Quantum gravity physics based on facts, giving checkable predictions

Sunday, September 11, 2005

WHAT IS THE GRAVITATION FORCE MEDIATOR?

In the previous post about the Catt discovery, the point comes across that in charging up, a capacitor with a vacuum between its plates allows energy to flow across the vacuum between the plates, in the direction of the electric field lines.

This energy is in a sense photon-type electromagnetic radiation, but in a sense it is not like that. The electromagnetic energy which travels along lines of force like this has no frequency (frequency is zero), so it does not oscillate like a photon. It therefore can't be detected by a radio, since it can't resonate electrons in an aerial. This non-oscillatory radiation causes electromagnetic forces, as explained in the April 2003 issue of Electronics World. But what about the force mediator of gravity?

According to the latest revision of my page http://members.lycos.co.uk/nigelbryancook/ , it might be true that the graviton is oscillatory radiation of extremely high frequency; beyond normal gamma rays. Normally you would think that the impulse from such radiation would simply blast a nucleus apart or induce fission, but when you calculate the actual radiation frequency for Hawking radiation from electron-size black holes in the spacetime fabric (5th dimension), you see that even nuclei are quite transparent to such radiation.

We know that the impulsive strikes from 'gravitons' on a nucleus will just cause it to jiggle about slightly, because there will be almost equal strikes from all directions. Indeed, the gravitons would presumably be striking Higgs bosons surrounding the fundamental particles in the nucleus, which may diffuse and smooth out the impacts. The question is, does the Hawking radiation formula apply to black holes of fundamental particle size? It should not according to some of the approximations used in its derivation. However, it is interesting to consider the fabric of spacetime as black holes that are emitting light speed radiation which could cause gravity. What is really needed are detailed quantitative calculations to see if it is completely absurd, or if it could be made to work.

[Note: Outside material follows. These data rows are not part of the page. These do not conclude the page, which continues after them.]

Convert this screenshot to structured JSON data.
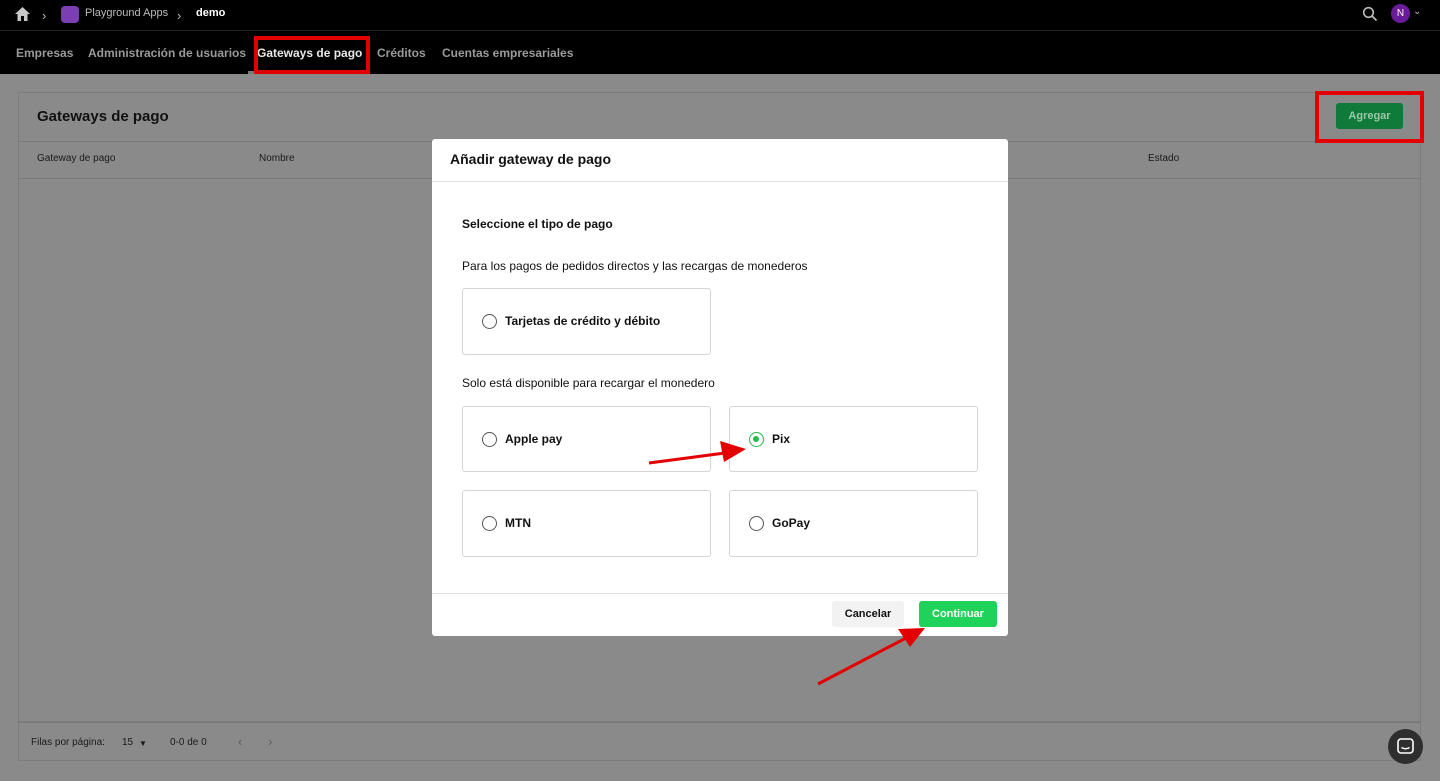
{
  "breadcrumb": {
    "app": "Playground Apps",
    "current": "demo"
  },
  "user": {
    "initial": "N"
  },
  "tabs": [
    {
      "label": "Empresas"
    },
    {
      "label": "Administración de usuarios"
    },
    {
      "label": "Gateways de pago",
      "active": true
    },
    {
      "label": "Créditos"
    },
    {
      "label": "Cuentas empresariales"
    }
  ],
  "page": {
    "title": "Gateways de pago",
    "add_label": "Agregar",
    "columns": [
      "Gateway de pago",
      "Nombre",
      "Estado"
    ],
    "footer": {
      "rows_label": "Filas por página:",
      "rows_value": "15",
      "range": "0-0 de 0"
    }
  },
  "modal": {
    "title": "Añadir gateway de pago",
    "select_label": "Seleccione el tipo de pago",
    "section1": "Para los pagos de pedidos directos y las recargas de monederos",
    "section2": "Solo está disponible para recargar el monedero",
    "options": [
      {
        "label": "Tarjetas de crédito y débito",
        "selected": false
      },
      {
        "label": "Apple pay",
        "selected": false
      },
      {
        "label": "Pix",
        "selected": true
      },
      {
        "label": "MTN",
        "selected": false
      },
      {
        "label": "GoPay",
        "selected": false
      }
    ],
    "cancel_label": "Cancelar",
    "continue_label": "Continuar"
  },
  "colors": {
    "highlight": "#e30000",
    "accent": "#1fd25a",
    "annotation_arrow": "#e30000"
  }
}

There are quite a few crackpot ideas around about the mediator of gravity which are simply not crazy enough to be right. Neutrinos have been claimed by crackpots to cause gravity. The problem is, they do not do the nuclear physics needed to justify the existence of sufficiently many, strongly interacting neutrinos to do the job of causing gravity. A vague, 'arm-waving' idea is crackpot unless or until it can be made more rigorous and testable. What matters in science is being able to test ideas properly. Simply naming the mediator the 'graviton', and calculating a predicted spin from conservation principles in physics, is not really very useful. If it turned out that 'gravitons' were a type of high energy Hawking radiation which interacted with the Higgs boson in the right way to give gravity, that would be useful.

A simpler idea is that by Dr Dr Rueda and Dr Haisch published in Physical Review A v49 p 678 (1994), saying the virtual photon sea causes inertial mass, and their more recent idea in Annalen der Physik v14 p479 that the same effect causes gravitational mass, by the shielding mechanism for space pressure discussed by Feynman in 1965. They also explain inertial force by the increased pressure against the fabric of space that you feel when accelerating. It was dismissed by Sheldon Glashow for making no predictions. However, Nobel laureate Dr Glashow may not have actually read the paper.

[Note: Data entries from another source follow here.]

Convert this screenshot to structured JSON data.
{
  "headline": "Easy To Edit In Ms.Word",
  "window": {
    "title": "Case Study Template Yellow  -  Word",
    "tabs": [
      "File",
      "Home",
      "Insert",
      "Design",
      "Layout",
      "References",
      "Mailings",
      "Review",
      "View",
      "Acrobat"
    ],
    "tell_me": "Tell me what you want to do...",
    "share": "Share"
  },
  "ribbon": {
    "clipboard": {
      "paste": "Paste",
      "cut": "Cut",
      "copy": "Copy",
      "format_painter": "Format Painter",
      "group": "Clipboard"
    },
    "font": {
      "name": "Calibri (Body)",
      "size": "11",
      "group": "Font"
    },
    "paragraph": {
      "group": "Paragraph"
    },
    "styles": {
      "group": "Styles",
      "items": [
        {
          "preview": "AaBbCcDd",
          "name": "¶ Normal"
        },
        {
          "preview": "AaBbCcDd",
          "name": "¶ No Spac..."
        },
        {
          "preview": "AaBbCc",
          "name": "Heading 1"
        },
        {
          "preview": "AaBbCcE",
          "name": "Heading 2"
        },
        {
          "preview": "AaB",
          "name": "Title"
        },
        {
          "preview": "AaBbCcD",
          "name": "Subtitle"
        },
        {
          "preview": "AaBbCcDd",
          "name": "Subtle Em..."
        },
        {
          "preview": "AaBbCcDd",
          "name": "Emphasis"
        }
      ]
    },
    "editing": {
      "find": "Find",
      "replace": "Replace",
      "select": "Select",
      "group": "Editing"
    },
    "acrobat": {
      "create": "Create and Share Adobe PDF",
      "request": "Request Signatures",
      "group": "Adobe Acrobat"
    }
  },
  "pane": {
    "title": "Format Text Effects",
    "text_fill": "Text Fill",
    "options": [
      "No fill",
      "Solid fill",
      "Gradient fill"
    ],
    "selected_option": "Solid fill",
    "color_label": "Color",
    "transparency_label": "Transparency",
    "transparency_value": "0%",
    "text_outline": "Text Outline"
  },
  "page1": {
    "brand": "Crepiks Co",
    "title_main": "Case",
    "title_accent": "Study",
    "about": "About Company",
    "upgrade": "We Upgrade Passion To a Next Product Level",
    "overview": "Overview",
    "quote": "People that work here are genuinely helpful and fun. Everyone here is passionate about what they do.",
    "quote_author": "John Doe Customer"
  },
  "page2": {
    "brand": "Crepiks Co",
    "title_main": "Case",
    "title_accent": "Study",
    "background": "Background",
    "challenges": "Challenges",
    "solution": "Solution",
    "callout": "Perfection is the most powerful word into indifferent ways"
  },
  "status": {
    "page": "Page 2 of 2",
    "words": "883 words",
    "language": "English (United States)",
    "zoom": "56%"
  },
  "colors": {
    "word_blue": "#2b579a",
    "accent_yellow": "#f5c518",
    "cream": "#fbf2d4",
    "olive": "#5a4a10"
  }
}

LeSage's gravity mechanism of 1748 (LeSage was an electrical engineer who made the world's first transmission line for telegraph message signalling) was similarly dismissed. In fact, LeSage used the mechanism to predict that atoms were mainly void, which was heresy in Newton's time but was verified by Rutherford's nuclear physics in 1912. So it did make a prediction which was subsequently confirmed, albeit a non-numerical one. (LeSage did not predict the size of the nucleus or anything that detailed.)

http://members.lycos.co.uk/nigelbryancook/EW.htm :

LeSage also, between 1747-82, explained gravity as a shadowing effect of space pressure (see diagram above). The speculative, non-quantitative mechanism was published in French (George Louis LeSage, Lucrece Newtonien, Nouveaux Memoires De L’Academie Royal de Sciences et Belle Letters, 1782, pp. 404-31). But there was no general relativity or electromagnetism to prove the physical nature of space, which LeSage assumed to be particles like a gas but is actually a continuum or perfect fluid with 377 ohms fixed impedance to all forms of energy (matter is electrical in nature).

Comment on one internet page: ‘It seems that LeSage in 1747, on the basis of gravitational arguments alone and because gravity is no surface effect, deduced that the atomic structure was practically empty and wide open. Certainly an unorthodox idea in his day. Rutherford’s work in 1911 confirmed the accuracy of that early idea and it is now generally accepted.’
LeSage argued that there is some kind of pressure in space, and that masses shield one another from the space pressure, thus being pushed together by the unshielded space pressure on the opposite side.